For first soap bubble we have the error change in given pressure is,
$\Delta P = 0.02\,atm$
$\Rightarrow 0.02 = \dfrac{{4T}}{{{R_1}}} \to (i)$
For soap bubble second having pressure $P = 1.05\,atm$
again using same formula keeping the surface tension same we have,
$\Delta P = \dfrac{{4T}}{R}$ and for this soap bubble $\Delta P = 0.05\,atm$
$\Rightarrow 0.05 = \dfrac{{4T}}{{{R_2}}} \to (ii)$
where ${R_2}$ denotes the radius of spherical bubble soap.

Divide the equation (ii) by equation (i) we have,
$\dfrac{5}{2} = \dfrac{{{R_1}}}{{{R_2}}}$
and now since surface area of sphere is given by,
$S = 4\pi {R^2}$
where $R$ is radius and surface area is directly proportional to square of radius so we have, squaring the equation $\dfrac{5}{2} = \dfrac{{{R_1}}}{{{R_2}}}$ we get,
$\Rightarrow \dfrac{{25}}{4} = \dfrac{{4\pi {{({R_1})}^2}}}{{4\pi {{({R_2})}^2}}}$
$\therefore \dfrac{{{S_1}}}{{{S_2}}} = \dfrac{{25}}{4}$
where, $S$ denotes the surface area of the soap bubble.

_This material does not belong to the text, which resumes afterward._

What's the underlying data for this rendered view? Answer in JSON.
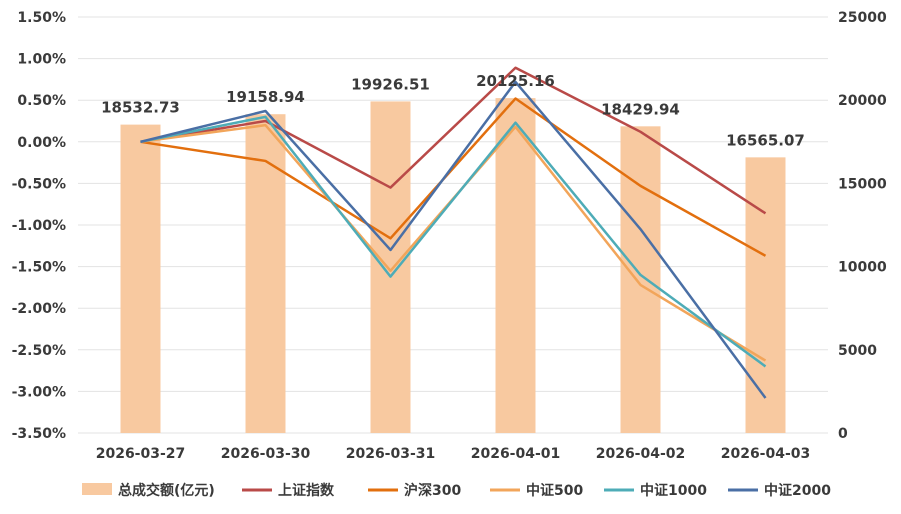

Hence, the correct option is B.

Note: It should be remembered that, we have given the pressure inside the soap bubble with two digits after decimal and we use the change in pressure from inside and outside in the formula $\Delta P = \dfrac{{4T}}{R}$ so, change in pressure $\Delta P$ is just the difference between given pressure and atmospheric pressure which has a value of $1atm$.